Oggi vedrò il palazzo, dicono sia bello. Cento volte più bello del palazzo del re a Casteddu. È che io a Casteddu non ci sono mai andato. Però ho visto il Ksar, alto nelle sue mura alte, larghe e possenti. Le guardie, pensanti mantelli e lunghe lance. Bellissimi. Il cortile interno dura il tempo di violentare i miei occhi con colonnati di tre colonne ognuno, gli archi si incrociano, non capisco come facciano a non sciogliersi, ché non hanno nodi. Ora sono dove devono stare i colpevoli, il naso un palmo dal tappeto. Accusa infamante. Per il loro costume, per il loro dio. Per la mia fame no. Magari non cosa di cui vantarsi. Ma ne abbiamo visto di peggio. L'uomo col turbante seduto sulla enorme sedia di legno parla. È sua la lingua, la stessa che parlo con le guardie, la lingua che capiscono i mercanti e i bottegai, i pastori e i tagliagole. Ma usa parole diverse, parole strane. Strane, ché mi aspettavo scimitarre sul mio collo o corda intorno alla gamba, trascinato da un cavallo. Reali di Sardegna e Spagna. Ecco di cosa parlano mentre riesco a contare le trame del tappeto. I disegni geometrici si ripetono, moduli divini perfetti nelle simmetrie, ma io penso al mio destino, che credevo destino di morte e ora sembra destino di nave. Le trame e i disegni del tappeto, tutti uguali. Anzi, no, uno è diverso, manca un piccolo particolare per essere perfetto. Io vivo qui da quindici anni ricordate? Come uno senza una mano. Ormai certe cose le so. I figli del profeta lasciano sempre ogni loro opera d'arte con un piccolo particolare mancante. Ché la perfezione non è terrena, è solo di Dio. E Dio è più grande. Più grande di cosa? Più grande di tutto. Ed ecco che il mio destino non è più simmetrico, manca una parte. Manca la mia morte, e il mio peccato merita la morte. Avevo fame e ho trasformato le mie unghie in zappa, per scavare. Erano morti, peste dicono. Ma quella peste agli uomini non fa nulla, solo agli animali. Che poi loro non ne avrebbero mangiato uguale. Io ho visto quella zampa di maiale, l'ho dissotterrato e cucinato. Ed era buono per la fame e buono per la vita. L'ho fatto più volte, ma i lunghi mantelli mi hanno visto. E ora parlano di reali sardi, di denari. Sono ancora buono per qualcosa. Il resto lo scopro nel viaggio che mi aspetta, salvo, salvo dai seguaci del profeta, torno nelle mani della cristianità, coi frati mercedari che pagano, reali sardi, per riportarmi a casa. A casa.

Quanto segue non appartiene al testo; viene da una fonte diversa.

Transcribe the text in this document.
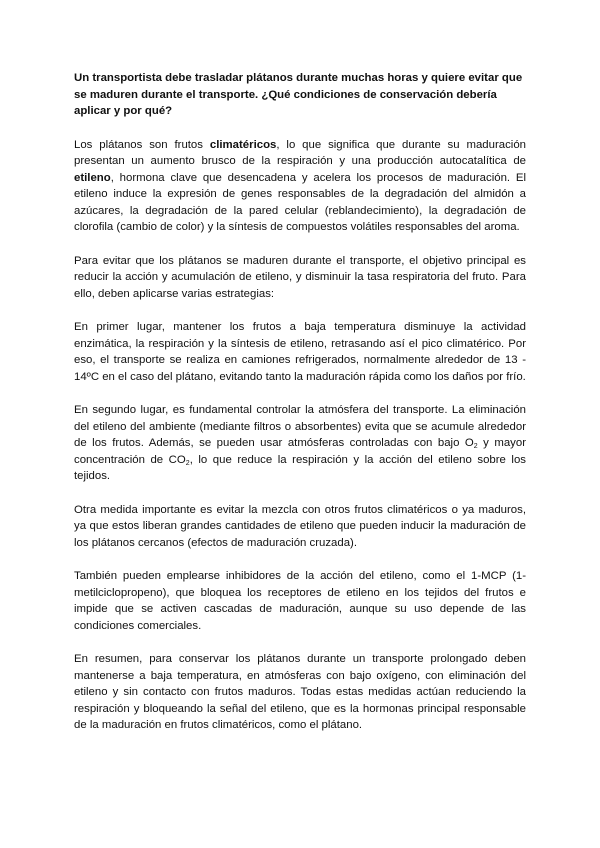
Un transportista debe trasladar plátanos durante muchas horas y quiere evitar que se maduren durante el transporte. ¿Qué condiciones de conservación debería aplicar y por qué?

Los plátanos son frutos climatéricos, lo que significa que durante su maduración presentan un aumento brusco de la respiración y una producción autocatalítica de etileno, hormona clave que desencadena y acelera los procesos de maduración. El etileno induce la expresión de genes responsables de la degradación del almidón a azúcares, la degradación de la pared celular (reblandecimiento), la degradación de clorofila (cambio de color) y la síntesis de compuestos volátiles responsables del aroma.

Para evitar que los plátanos se maduren durante el transporte, el objetivo principal es reducir la acción y acumulación de etileno, y disminuir la tasa respiratoria del fruto. Para ello, deben aplicarse varias estrategias:

En primer lugar, mantener los frutos a baja temperatura disminuye la actividad enzimática, la respiración y la síntesis de etileno, retrasando así el pico climatérico. Por eso, el transporte se realiza en camiones refrigerados, normalmente alrededor de 13 - 14ºC en el caso del plátano, evitando tanto la maduración rápida como los daños por frío.

En segundo lugar, es fundamental controlar la atmósfera del transporte. La eliminación del etileno del ambiente (mediante filtros o absorbentes) evita que se acumule alrededor de los frutos. Además, se pueden usar atmósferas controladas con bajo $O_2$ y mayor concentración de $CO_2$, lo que reduce la respiración y la acción del etileno sobre los tejidos.

Otra medida importante es evitar la mezcla con otros frutos climatéricos o ya maduros, ya que estos liberan grandes cantidades de etileno que pueden inducir la maduración de los plátanos cercanos (efectos de maduración cruzada).

También pueden emplearse inhibidores de la acción del etileno, como el 1-MCP (1-metilciclopropeno), que bloquea los receptores de etileno en los tejidos del frutos e impide que se activen cascadas de maduración, aunque su uso depende de las condiciones comerciales.

En resumen, para conservar los plátanos durante un transporte prolongado deben mantenerse a baja temperatura, en atmósferas con bajo oxígeno, con eliminación del etileno y sin contacto con frutos maduros. Todas estas medidas actúan reduciendo la respiración y bloqueando la señal del etileno, que es la hormonas principal responsable de la maduración en frutos climatéricos, como el plátano.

Ho vissuto lontano per quindici anni, come uno senza mano. Cos'è casa? La torre di Barì è dove l'avevo lasciata, veglia su sassi che sono pallettoni di Dio, su scogliere seni di madre. È appena scendo sulla terraferma che capisco che ho sbagliato. Quindici, non come uno senza una mano, ma come uno senza un piede. Zoppico. Cammino bene, dritto, ma zoppico. Non so come si saluta la gente, parlo e inciampo con le parole, non capisco, parlano strano, parlano diverso. O Dio mio, questi sono diversi. Dove sono i mantelli, dove i turbanti, la burda, dov'è? Non capisco cosa dicono, mia madre non ha più latte per me nel suo seno.

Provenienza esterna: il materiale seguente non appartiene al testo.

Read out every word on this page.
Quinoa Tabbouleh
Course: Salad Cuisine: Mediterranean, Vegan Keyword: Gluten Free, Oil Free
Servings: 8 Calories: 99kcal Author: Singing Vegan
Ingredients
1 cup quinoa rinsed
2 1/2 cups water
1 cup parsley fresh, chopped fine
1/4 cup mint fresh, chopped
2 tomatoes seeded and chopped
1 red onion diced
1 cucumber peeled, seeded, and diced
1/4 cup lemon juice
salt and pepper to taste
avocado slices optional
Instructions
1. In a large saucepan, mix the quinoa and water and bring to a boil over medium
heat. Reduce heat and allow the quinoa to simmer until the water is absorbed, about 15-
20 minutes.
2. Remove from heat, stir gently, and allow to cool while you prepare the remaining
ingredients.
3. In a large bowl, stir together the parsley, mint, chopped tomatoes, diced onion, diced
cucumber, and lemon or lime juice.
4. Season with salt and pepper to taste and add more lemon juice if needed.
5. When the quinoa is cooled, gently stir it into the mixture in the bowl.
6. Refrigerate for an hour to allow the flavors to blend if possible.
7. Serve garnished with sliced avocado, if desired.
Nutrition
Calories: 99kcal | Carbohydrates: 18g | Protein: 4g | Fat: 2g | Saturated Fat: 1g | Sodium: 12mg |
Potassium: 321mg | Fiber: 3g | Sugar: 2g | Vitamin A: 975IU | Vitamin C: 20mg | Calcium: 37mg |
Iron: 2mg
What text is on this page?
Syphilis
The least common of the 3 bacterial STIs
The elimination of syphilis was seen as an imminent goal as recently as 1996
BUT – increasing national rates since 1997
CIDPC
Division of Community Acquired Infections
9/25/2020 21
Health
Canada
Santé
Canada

Ora, qui, sull'orlo di un burrone che diventa costa, sono libero. Libero di morire di lama, ché non capisco come parlano. Libero di morire di fame. Finalmente sono libero di non riconoscermi. Il mio monte non è mio, e il deserto, mai stato mio, è lontano e mi manca. Certo non mancano le frustate. Ma i compagni sì. E mi manco anche io.